Zie mijn antwoord op de vragen 3, 15, 16 en 18.
Kunt u uitleggen hoe deze en andere verkopen van sociale huurwoningen in uw programma «een thuis voor iedereen» passen?
Zie hiervoor mijn antwoord op de vragen 3, 16 en 18.
Kunnen deze en andere verkopen van sociale huurwoningen gezien worden als negatieve consequenties van uw (toekomstig) beleid om in elke gemeente minimaal 30% van de totale voorraad sociaal te laten zijn waardoor grote gemeenten zoals Amsterdam meer sociale huurwoningen laat verkopen, omdat in de gemeente Amsterdam meer dan 30% van de totale voorraad sociaal is? Kunt u uw antwoord nader toelichten?

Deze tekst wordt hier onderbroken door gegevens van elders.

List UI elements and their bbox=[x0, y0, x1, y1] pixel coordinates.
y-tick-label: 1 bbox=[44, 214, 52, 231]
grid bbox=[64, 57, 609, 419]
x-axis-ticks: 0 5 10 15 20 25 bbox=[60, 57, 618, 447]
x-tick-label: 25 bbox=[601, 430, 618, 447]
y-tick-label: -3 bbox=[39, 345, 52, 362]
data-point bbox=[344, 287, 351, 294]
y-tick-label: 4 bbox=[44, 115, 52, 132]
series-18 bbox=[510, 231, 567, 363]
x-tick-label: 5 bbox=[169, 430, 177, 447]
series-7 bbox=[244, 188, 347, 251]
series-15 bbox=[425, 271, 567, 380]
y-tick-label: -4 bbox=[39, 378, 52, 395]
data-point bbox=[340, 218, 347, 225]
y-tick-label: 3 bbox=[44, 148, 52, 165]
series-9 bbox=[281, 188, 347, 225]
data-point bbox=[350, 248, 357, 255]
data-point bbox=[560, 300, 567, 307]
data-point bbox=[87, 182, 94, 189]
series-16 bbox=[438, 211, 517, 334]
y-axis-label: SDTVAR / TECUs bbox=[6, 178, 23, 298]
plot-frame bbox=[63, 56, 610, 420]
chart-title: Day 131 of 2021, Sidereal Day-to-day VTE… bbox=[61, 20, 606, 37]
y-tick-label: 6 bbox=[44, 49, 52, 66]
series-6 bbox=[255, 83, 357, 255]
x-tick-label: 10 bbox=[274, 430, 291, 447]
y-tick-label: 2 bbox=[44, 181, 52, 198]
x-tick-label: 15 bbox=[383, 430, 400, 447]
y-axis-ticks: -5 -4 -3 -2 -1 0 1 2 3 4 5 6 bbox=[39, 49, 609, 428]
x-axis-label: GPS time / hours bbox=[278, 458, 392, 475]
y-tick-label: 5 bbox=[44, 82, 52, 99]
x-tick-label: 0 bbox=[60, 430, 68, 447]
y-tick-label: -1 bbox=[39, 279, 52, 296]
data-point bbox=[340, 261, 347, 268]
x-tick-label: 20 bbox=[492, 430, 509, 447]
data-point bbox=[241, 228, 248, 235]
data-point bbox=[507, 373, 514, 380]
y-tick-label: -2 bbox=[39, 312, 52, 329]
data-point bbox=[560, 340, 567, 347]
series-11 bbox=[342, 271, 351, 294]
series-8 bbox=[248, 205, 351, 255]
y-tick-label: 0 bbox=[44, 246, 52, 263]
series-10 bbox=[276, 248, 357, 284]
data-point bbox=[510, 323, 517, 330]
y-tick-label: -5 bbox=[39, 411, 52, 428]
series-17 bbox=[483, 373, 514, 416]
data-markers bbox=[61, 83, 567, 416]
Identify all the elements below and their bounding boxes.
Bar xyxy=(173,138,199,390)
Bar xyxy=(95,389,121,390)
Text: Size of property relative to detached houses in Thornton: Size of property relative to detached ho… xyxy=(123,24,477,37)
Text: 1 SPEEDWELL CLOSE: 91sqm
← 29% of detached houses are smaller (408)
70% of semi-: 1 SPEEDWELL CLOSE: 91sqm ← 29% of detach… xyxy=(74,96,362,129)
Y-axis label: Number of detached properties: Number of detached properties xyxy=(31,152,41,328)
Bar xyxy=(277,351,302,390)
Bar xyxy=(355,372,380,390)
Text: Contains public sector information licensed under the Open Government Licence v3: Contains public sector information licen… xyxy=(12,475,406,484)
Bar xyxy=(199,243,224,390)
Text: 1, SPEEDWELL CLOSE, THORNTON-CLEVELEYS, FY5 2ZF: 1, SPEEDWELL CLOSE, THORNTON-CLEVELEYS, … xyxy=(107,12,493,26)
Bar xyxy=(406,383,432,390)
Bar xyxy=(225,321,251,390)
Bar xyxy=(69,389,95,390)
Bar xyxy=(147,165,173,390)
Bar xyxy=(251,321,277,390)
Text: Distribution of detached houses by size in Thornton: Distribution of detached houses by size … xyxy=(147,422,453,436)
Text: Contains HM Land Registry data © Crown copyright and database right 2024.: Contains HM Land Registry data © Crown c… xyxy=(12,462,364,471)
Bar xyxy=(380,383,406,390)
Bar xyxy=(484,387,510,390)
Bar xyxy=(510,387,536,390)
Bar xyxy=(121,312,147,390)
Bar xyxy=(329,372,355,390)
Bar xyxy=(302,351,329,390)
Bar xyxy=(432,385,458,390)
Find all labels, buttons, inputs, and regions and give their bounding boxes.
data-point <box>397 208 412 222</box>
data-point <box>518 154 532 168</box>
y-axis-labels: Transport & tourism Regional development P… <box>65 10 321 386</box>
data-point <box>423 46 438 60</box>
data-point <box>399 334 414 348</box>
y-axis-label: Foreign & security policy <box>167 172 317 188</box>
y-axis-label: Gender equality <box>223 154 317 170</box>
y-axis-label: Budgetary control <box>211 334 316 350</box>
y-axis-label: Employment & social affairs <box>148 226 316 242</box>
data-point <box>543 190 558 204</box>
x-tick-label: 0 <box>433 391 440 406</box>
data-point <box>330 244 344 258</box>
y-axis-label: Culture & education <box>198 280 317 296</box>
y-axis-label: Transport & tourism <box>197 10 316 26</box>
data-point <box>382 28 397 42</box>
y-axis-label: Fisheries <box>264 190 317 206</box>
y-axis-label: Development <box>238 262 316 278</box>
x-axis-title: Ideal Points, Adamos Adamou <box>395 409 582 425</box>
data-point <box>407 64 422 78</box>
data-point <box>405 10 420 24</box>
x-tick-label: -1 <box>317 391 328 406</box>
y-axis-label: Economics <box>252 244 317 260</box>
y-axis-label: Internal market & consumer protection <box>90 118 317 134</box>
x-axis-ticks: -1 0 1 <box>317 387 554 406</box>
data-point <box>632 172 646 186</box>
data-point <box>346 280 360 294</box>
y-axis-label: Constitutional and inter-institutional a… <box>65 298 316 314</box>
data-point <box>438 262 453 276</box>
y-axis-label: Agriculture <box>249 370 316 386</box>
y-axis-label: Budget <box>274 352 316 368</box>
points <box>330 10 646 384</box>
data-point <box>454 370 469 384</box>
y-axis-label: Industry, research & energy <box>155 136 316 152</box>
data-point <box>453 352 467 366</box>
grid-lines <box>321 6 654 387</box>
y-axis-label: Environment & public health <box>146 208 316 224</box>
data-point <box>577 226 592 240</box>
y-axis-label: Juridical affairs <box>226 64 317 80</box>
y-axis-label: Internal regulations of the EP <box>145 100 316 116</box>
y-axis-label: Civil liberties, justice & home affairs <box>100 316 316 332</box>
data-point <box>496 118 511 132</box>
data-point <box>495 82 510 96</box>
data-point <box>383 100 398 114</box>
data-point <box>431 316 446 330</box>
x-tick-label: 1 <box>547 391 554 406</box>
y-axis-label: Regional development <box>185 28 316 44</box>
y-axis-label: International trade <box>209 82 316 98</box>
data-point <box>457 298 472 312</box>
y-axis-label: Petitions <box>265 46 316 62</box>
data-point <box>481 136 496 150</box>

Nee. Het streven naar 30% sociale huur per gemeente moet zorgen voor een betere regionale spreiding in de sociale huurvoorraad. Daarover moeten gemeenten samen het gesprek voeren. Gemeenten die al meer dan 30% sociale huur hebben kunnen zich meer richten op de bouw van woningen voor middeninkomens. Dat betekent niet automatisch dat het aantal sociale huurwoningen in die gemeenten moet afnemen. Mijn doel is dat de sociale huurvoorraad de komende jaren zoveel mogelijk groeit. Het is vervolgens aan lokale partijen om de omvang van de sociale woningvoorraad, de samenstelling daarvan en de spreiding over wijken en buurten te bepalen.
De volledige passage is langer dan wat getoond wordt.